そうだな、じゃあ倒れるところまで行ってみるか。

20年も前の映画なんですね。「職人」や「リーダー」に求められる資質の変化と普遍的な部分とを考えされられる良いストーリーです。ずるく儲けてバカ騒ぎしてた連中が排除されたことで日本経済が停滞してるように見えるんだったら、それはそれでこの国は良い方向に進んできたんじゃないの?という視点も持てるかもしれません。

村上龍もエッセイで「信頼に基づいた共生」こそが新しいムーブメントだと語っています(おしゃれと無縁に生きる:幻冬社)。このスーパーの副店長のビジョンと符合します。どれほどの技術や資金があっても、他者からの信頼だけは、簡単には得られません。
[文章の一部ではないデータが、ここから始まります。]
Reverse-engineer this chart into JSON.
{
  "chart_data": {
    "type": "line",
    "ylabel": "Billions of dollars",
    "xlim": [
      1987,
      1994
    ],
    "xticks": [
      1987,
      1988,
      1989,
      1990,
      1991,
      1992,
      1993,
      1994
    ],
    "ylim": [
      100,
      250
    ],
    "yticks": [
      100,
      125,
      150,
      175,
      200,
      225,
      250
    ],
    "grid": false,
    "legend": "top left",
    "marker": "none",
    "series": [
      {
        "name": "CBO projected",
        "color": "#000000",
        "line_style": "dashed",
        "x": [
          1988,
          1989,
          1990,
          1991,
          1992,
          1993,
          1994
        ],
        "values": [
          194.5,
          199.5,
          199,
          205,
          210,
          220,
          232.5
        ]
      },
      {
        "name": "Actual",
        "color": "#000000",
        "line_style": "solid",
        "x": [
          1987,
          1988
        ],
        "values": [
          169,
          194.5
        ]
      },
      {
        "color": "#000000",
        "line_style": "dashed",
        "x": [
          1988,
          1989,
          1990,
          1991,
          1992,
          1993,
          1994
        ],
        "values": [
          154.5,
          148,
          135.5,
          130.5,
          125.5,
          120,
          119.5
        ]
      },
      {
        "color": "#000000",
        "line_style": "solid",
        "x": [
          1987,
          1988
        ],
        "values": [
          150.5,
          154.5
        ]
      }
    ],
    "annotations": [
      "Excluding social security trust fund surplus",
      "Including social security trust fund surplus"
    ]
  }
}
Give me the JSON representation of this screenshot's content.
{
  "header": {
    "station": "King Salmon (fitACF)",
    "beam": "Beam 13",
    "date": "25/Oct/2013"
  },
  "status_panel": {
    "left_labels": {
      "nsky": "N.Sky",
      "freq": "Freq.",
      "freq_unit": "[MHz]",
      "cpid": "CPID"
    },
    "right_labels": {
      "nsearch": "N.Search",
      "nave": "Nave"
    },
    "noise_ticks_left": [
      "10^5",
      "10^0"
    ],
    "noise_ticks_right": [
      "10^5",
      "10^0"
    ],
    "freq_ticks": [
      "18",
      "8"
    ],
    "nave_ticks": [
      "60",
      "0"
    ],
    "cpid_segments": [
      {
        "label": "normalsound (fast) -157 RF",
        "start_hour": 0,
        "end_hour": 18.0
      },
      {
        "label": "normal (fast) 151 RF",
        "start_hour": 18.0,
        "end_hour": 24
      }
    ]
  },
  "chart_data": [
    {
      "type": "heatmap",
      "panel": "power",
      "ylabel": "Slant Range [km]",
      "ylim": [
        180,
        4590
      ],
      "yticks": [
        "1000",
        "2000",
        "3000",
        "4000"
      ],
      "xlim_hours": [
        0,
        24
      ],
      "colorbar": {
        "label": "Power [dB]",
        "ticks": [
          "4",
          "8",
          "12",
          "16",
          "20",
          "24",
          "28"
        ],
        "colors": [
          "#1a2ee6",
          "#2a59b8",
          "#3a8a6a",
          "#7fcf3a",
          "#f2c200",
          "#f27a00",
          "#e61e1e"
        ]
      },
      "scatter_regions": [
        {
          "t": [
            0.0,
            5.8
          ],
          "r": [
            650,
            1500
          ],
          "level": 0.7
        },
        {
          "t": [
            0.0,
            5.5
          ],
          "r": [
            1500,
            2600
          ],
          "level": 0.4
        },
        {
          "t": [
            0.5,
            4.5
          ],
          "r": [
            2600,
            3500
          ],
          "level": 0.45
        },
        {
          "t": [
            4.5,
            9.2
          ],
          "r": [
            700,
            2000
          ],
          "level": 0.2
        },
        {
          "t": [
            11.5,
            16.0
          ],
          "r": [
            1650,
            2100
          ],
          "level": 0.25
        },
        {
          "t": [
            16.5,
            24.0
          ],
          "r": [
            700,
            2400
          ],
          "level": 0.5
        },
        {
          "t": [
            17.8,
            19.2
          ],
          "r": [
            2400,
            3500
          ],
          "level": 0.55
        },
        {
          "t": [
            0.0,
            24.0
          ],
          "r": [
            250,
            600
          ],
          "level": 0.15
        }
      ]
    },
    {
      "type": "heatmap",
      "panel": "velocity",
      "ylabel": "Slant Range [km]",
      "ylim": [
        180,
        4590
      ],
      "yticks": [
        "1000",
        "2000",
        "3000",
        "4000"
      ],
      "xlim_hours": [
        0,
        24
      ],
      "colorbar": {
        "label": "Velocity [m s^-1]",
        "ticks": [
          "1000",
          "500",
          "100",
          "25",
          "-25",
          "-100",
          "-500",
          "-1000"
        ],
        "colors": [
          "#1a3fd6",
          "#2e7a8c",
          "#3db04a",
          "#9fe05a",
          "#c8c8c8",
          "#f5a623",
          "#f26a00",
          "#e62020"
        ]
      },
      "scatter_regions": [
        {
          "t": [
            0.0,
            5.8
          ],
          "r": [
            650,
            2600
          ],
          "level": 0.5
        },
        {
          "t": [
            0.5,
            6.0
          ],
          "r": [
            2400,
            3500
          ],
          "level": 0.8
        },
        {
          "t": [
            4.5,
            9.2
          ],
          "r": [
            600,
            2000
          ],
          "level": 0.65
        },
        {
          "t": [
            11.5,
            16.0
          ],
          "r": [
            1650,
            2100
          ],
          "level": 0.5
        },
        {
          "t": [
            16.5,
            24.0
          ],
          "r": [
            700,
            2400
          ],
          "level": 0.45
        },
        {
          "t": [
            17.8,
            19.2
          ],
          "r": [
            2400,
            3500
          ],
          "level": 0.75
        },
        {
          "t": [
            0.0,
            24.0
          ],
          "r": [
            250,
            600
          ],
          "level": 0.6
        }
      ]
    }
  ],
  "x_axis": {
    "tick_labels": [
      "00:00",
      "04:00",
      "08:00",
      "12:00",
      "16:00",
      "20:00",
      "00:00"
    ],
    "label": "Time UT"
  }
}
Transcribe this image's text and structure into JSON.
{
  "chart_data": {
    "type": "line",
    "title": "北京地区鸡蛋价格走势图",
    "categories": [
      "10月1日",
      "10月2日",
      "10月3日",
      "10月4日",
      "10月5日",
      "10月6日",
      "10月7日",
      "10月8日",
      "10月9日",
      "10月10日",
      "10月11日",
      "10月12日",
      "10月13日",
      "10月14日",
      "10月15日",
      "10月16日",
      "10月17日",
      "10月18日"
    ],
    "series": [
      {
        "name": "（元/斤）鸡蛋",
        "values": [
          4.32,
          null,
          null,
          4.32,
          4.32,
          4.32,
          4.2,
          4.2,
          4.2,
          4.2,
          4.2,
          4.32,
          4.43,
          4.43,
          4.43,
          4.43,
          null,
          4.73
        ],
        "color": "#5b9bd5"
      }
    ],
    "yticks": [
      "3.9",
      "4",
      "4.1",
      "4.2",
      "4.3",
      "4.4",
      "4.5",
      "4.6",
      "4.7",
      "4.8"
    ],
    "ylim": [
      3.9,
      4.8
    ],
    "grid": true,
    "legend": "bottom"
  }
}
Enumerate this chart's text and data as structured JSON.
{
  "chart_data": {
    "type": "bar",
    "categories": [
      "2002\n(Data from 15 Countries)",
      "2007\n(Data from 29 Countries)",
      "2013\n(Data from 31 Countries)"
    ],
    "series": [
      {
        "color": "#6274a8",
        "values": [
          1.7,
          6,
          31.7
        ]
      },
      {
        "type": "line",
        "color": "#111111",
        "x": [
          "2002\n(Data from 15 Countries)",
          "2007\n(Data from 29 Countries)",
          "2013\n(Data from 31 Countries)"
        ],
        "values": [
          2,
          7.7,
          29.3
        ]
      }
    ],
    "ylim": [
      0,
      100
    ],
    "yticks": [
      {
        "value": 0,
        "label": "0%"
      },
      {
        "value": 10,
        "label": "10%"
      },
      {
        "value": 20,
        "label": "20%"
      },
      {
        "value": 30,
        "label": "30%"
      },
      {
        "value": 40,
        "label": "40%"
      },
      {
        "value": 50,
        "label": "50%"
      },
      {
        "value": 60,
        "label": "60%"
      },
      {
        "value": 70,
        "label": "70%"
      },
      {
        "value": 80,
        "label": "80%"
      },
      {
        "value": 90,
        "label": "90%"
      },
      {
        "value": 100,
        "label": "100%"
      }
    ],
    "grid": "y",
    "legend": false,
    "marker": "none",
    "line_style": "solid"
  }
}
たった一つのミスで全てを失うリスクだってあります。それでも、やるだけのことをやる、それだけが最後に笑っていられる唯一の確実な方法です。

 

Photo by 足成

[映画] かもめ食堂

ぼーっとするのって結構難しくないですか?

ついつい経営者視点で観ちゃうので、結構ハラハラしました(笑)。いったいどのくらいの蓄えがあって事業を始めたら、こんなに心の余裕が持てるのか、などと考えを巡らせながら。

身も蓋もない現実から目を逸らしてはいけないけれども、こんな空間があったらなと夢を描くのは自由です。よい映画でした。一番大切なメッセージは、店主が合気道と水泳を欠かさない部分ではないかと思います。